Kids with autism are funny, for many reasons. But one interesting thing I’ve noticed is how they exercise control. They tend to have curious reactions that follow a seemingly unrelated event. For example, when Evan gets a headcold, he stops using the toilet. I don’t think it is related to ability—that is, I don’t think having a stuffy nose makes Evan forget how to go to the bathroom. I think it is just a strange way to cope with things that he can’t control, or a weird way to control one thing when another thing is out of his control. “I don’t feel well, and I can’t tell you why or how, so I’m just going to completely stop playing ball with you until you pay attention to this problem,” Either that or, “I have no idea why I suddenly can’t breathe and my nose is running and my head hurts, and I don’t know what to do about it, so I’m just going to revert to a behavior that I engaged in two years ago and maybe that will make it all better.”
I don’t know if he’s really thinking any of these things. As with everything else that goes on with Ev, I can only guess.
So, when a bunch of kids with autism are together and things go wrong for one kid, and that affects another kid, well…that’s when the fun really begins. Take, for example, yesterday in the school cafeteria.
Evan brought his lunch and his chocolate milk over to the seat he sits in every single day. Except, someone was sitting in that seat. Okay. The aide moved Evan to a different seat. However, in the different seat, he was now sitting next to a kid that was talking constantly and wouldn’t shut up. Naturally, Evan reacts to this by refusing to eat his own lunch. Because…just…yeah. That’s how the reactions go. The aide, hoping to rectify the situation, tried to move Evan to yet another seat, one that was away from the talker. Evan had other ideas: he climbed up into the lap of the aide and refused to get down.

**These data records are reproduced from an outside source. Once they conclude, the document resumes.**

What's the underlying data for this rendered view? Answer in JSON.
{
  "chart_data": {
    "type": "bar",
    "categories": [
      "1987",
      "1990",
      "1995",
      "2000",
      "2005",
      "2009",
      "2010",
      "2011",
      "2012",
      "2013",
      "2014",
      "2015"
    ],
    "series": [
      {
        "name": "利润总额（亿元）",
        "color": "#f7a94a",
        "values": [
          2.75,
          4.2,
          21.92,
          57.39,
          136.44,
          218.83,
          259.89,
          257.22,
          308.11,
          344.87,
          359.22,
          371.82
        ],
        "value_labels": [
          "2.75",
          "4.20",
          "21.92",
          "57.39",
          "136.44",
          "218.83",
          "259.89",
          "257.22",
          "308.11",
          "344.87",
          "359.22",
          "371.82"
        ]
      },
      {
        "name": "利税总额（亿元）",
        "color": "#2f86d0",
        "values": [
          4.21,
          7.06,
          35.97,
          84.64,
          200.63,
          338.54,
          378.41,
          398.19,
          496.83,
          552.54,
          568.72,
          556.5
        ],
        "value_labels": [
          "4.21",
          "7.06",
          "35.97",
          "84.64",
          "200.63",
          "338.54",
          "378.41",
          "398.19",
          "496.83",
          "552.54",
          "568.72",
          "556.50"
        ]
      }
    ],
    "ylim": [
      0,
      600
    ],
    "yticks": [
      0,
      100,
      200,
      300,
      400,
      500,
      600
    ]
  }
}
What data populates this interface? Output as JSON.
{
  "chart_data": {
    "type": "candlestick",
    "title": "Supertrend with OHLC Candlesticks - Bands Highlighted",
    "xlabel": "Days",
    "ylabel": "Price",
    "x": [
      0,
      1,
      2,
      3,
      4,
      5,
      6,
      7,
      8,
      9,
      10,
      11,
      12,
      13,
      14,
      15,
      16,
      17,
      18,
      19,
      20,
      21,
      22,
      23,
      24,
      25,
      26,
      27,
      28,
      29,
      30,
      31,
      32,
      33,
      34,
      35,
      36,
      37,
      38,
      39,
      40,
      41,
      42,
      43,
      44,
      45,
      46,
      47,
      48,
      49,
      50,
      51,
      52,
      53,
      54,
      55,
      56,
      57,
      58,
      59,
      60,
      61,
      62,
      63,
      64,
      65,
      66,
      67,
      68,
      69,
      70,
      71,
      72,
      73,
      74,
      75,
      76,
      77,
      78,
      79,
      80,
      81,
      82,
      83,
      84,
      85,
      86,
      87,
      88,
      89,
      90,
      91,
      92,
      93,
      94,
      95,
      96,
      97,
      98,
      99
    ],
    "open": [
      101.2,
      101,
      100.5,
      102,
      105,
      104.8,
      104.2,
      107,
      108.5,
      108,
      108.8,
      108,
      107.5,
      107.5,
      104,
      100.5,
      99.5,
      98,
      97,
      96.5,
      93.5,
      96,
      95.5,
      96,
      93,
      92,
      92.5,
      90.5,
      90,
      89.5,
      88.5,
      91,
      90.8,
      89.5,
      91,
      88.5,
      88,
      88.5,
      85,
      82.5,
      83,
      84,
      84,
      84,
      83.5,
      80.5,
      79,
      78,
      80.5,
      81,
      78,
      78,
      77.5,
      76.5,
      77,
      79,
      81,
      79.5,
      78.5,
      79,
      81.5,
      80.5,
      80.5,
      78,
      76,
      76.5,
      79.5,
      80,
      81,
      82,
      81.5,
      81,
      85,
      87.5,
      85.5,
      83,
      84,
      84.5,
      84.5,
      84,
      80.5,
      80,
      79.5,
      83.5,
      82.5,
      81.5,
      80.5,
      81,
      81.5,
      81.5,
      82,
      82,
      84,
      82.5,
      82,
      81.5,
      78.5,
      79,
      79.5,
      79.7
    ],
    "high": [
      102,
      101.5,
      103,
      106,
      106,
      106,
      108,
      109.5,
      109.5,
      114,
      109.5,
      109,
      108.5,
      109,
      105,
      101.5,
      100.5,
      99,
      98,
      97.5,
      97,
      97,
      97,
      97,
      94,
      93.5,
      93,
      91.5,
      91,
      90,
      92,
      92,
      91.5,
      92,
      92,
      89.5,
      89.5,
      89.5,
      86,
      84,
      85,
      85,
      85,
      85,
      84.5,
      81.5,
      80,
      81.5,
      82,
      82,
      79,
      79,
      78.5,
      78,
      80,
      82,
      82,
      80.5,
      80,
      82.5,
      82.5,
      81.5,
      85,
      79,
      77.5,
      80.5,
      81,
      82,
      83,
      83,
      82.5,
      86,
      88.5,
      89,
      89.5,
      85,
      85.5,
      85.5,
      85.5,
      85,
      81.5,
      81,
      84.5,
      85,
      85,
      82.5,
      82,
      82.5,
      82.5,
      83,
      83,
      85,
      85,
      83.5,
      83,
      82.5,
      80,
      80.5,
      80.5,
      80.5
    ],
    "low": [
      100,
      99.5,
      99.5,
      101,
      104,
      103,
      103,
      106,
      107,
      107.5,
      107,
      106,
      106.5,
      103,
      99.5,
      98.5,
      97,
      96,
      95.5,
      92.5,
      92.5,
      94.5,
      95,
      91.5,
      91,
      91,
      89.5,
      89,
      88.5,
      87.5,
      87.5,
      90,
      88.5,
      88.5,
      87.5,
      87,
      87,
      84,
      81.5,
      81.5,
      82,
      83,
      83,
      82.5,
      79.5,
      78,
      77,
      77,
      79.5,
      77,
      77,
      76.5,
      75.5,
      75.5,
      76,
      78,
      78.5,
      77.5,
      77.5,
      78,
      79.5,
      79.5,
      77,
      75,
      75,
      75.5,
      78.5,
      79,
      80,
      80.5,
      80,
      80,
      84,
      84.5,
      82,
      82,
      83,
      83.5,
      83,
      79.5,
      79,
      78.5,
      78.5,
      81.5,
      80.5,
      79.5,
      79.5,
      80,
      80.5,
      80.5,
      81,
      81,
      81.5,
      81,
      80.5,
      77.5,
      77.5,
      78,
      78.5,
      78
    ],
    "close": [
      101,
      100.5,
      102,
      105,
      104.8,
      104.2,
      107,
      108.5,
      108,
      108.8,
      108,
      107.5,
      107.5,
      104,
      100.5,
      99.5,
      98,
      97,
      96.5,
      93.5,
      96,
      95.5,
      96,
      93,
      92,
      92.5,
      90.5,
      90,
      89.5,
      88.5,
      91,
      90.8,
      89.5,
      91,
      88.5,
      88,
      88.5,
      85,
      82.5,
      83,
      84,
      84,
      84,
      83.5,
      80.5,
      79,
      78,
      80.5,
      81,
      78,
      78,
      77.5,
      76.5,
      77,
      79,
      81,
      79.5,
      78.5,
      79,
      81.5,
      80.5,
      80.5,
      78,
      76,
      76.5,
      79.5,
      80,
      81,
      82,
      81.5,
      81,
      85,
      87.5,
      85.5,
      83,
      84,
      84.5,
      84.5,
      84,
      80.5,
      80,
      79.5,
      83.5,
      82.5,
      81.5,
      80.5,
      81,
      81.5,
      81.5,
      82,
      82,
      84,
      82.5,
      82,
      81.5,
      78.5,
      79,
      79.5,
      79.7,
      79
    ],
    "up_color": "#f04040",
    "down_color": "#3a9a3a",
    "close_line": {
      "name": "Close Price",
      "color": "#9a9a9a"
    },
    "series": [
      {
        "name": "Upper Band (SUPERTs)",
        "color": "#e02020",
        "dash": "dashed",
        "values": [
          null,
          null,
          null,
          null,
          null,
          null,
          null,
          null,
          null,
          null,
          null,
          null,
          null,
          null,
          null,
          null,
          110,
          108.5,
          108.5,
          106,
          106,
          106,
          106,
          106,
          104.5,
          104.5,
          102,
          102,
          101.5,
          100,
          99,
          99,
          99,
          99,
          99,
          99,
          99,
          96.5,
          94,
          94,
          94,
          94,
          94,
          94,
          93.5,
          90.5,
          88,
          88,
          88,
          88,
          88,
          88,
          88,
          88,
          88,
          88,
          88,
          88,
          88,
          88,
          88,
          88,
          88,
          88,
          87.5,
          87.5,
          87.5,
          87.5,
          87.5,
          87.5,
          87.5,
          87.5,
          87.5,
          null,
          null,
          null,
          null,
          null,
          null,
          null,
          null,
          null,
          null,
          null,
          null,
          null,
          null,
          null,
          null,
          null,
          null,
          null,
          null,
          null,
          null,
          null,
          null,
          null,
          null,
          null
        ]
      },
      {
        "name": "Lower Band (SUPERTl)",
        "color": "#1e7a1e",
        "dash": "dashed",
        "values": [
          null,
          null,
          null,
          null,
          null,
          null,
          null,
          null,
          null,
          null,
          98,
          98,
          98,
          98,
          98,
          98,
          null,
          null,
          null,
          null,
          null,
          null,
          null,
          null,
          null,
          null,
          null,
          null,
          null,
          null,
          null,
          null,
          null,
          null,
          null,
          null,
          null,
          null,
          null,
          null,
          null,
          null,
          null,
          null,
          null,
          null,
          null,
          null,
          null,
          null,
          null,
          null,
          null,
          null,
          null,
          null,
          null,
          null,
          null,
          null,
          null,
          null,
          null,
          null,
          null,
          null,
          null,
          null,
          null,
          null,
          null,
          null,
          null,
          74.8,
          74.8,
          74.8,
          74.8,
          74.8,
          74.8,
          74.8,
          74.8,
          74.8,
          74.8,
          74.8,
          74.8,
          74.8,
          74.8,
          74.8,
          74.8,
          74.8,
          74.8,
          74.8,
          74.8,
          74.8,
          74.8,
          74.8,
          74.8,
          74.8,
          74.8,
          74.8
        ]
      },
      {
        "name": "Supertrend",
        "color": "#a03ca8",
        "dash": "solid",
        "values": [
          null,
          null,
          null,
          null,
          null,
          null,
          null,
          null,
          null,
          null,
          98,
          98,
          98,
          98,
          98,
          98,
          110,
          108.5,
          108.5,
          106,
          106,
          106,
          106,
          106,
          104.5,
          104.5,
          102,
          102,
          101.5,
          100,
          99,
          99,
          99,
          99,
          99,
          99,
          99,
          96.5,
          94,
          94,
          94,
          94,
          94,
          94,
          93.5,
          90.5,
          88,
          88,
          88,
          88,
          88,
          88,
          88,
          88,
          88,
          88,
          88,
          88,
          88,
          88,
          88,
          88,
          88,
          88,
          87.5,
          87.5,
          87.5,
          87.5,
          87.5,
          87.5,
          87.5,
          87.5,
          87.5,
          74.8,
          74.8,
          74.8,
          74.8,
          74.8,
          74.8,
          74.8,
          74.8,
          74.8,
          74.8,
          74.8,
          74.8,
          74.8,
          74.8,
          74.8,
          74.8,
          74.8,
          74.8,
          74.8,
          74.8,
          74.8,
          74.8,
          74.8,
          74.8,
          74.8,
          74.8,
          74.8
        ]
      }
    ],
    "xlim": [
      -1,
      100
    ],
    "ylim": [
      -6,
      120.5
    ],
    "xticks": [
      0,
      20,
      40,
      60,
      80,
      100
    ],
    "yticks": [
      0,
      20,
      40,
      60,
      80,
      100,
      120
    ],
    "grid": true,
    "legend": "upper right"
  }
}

So, at this point, everyone is happy. Right? Ha ha ha. No, another kid decided that he didn’t want Evan on the aide’s lap. We’ll call that kid…I don’t know…Nemo (I don’t actually know the kid’s name, so I’m afraid that if I pick a typical human-child’s name, I’ll accidentally be breaking some privacy law. So I shall give him the name of a fish). So Nemo resorted to his patented go-to move when things aren’t going his way: he vomits all over the table. Nemo’s aide, ironically, is a person who vomits whenever she sees someone else vomit, so…she vomited all over the table (and now is the appropriate time to wonder why they paired that child with that particular aide).
Eventually, everyone got cleaned up and survived the experience. What this has taught me, first and foremost, is that I never, ever, ever want to work as an aide in the elementary school.